The Shire of Upper Gascoyne is a local government area in the Gascoyne region of Western Australia, inland from Carnarvon and about 1000 km north of the state capital, Perth. The Shire has an area of 57939 km2, much of which is uninhabited land or sparsely vegetated sheep station country, and its seat of government is the small town of Gascoyne Junction. It has a population of 170 (2021 census), 56% of whom identify as Aboriginal.

==History==

The Upper Gascoyne Road District was gazetted on 10 February 1887. On 1 July 1961, it became a Shire under the Local Government Act 1960, which reformed all remaining road districts into shires.
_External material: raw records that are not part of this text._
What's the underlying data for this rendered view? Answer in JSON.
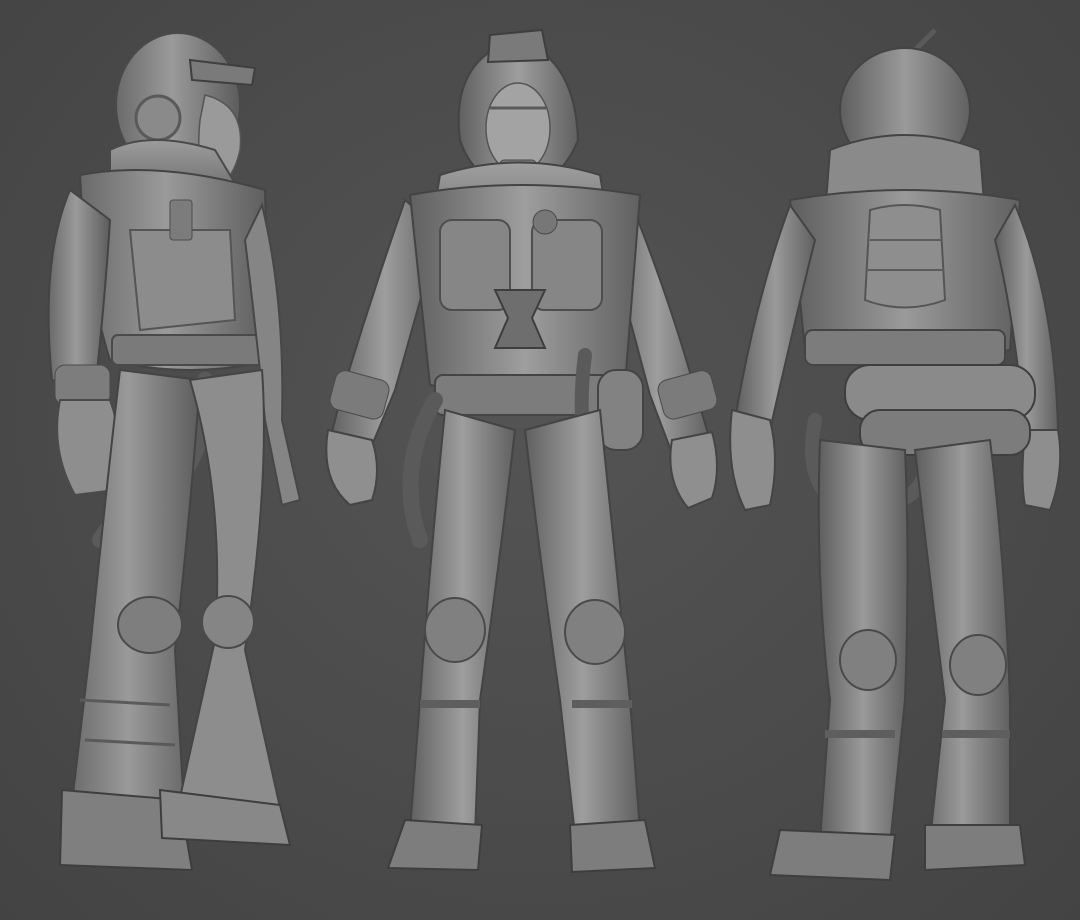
{
  "scene": {
    "background": "#4a4a4a",
    "material": "#8a8a8a",
    "material_dark": "#5e5e5e",
    "material_light": "#a9a9a9",
    "views": [
      {
        "id": "side",
        "icon": "side-view-figure-icon"
      },
      {
        "id": "front",
        "icon": "front-view-figure-icon"
      },
      {
        "id": "back",
        "icon": "back-view-figure-icon"
      }
    ]
  }
}
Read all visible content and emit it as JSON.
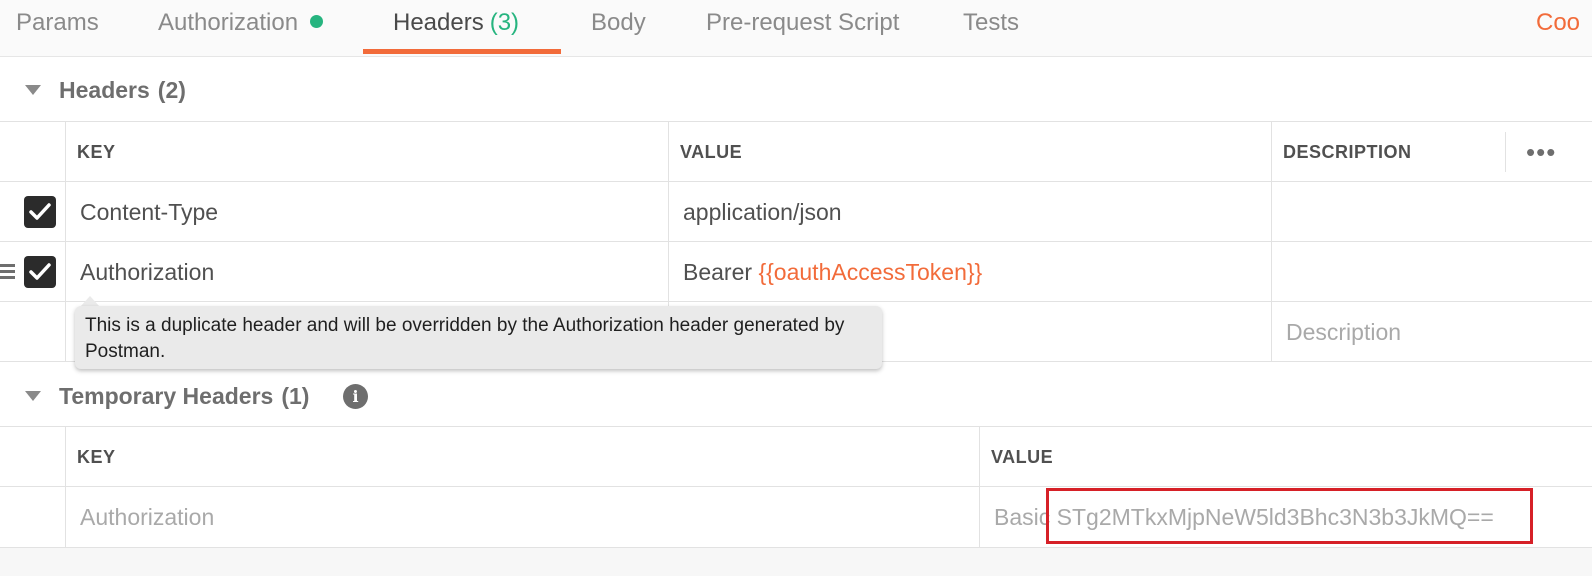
{
  "tabs": [
    {
      "label": "Params"
    },
    {
      "label": "Authorization",
      "status_dot": true
    },
    {
      "label": "Headers",
      "count": "(3)",
      "active": true
    },
    {
      "label": "Body"
    },
    {
      "label": "Pre-request Script"
    },
    {
      "label": "Tests"
    }
  ],
  "right_link": "Coo",
  "headers_section": {
    "title": "Headers",
    "count": "(2)",
    "columns": {
      "key": "KEY",
      "value": "VALUE",
      "description": "DESCRIPTION"
    },
    "more_icon": "more-horizontal-icon",
    "rows": [
      {
        "checked": true,
        "key": "Content-Type",
        "value": "application/json",
        "description": ""
      },
      {
        "checked": true,
        "key": "Authorization",
        "value_prefix": "Bearer ",
        "value_variable": "{{oauthAccessToken}}",
        "description": ""
      }
    ],
    "new_row": {
      "description_placeholder": "Description"
    }
  },
  "tooltip": {
    "text": "This is a duplicate header and will be overridden by the Authorization header generated by Postman."
  },
  "temporary_section": {
    "title": "Temporary Headers",
    "count": "(1)",
    "info_icon": "info-icon",
    "columns": {
      "key": "KEY",
      "value": "VALUE"
    },
    "rows": [
      {
        "key": "Authorization",
        "value": "Basic STg2MTkxMjpNeW5ld3Bhc3N3b3JkMQ=="
      }
    ]
  },
  "colors": {
    "accent": "#f26b3a",
    "success": "#26b47f",
    "highlight": "#d62027"
  }
}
The original Road Board office is now a heritage-listed site.

==Wards==
The shire is divided into 3 wards, each with two councillors:

- North Ward
- South Ward
- East Ward

==Towns and localities==
The towns and localities of the Shire of Upper Gascoyne with population and size figures based on the most recent Australian census:

| Suburb | Population | Area | Map |
|---|---|---|---|
| East Lyons River | 13 (SAL 2021) | 11,014.3 km^{2} (4,252.6 sq mi) |  |
| Gascoyne Junction | 65 (SAL 2021) | 21.1 km^{2} (8.1 sq mi) |  |
| Gascoyne River | 87 (SAL 2021) | 26,744.9 km^{2} (10,326.3 sq mi) |  |
| West Lyons River | 0 (SAL 2021) | 20,042.8 km^{2} (7,738.6 sq mi) |  |

==Notable councillors==
- Everard Darlot, Upper Gascoyne Road Board member 1887; later a state MP
- Lionel Kelly, Upper Gascoyne Road Board member 1927–1928; later a state MP

==Heritage-listed places==

As of 2024, 19 places are heritage-listed in the Shire of Upper Gascoyne, of which one is on the State Register of Heritage Places, the Upper Gascoyne Road Board Office in Gascoyne Junction.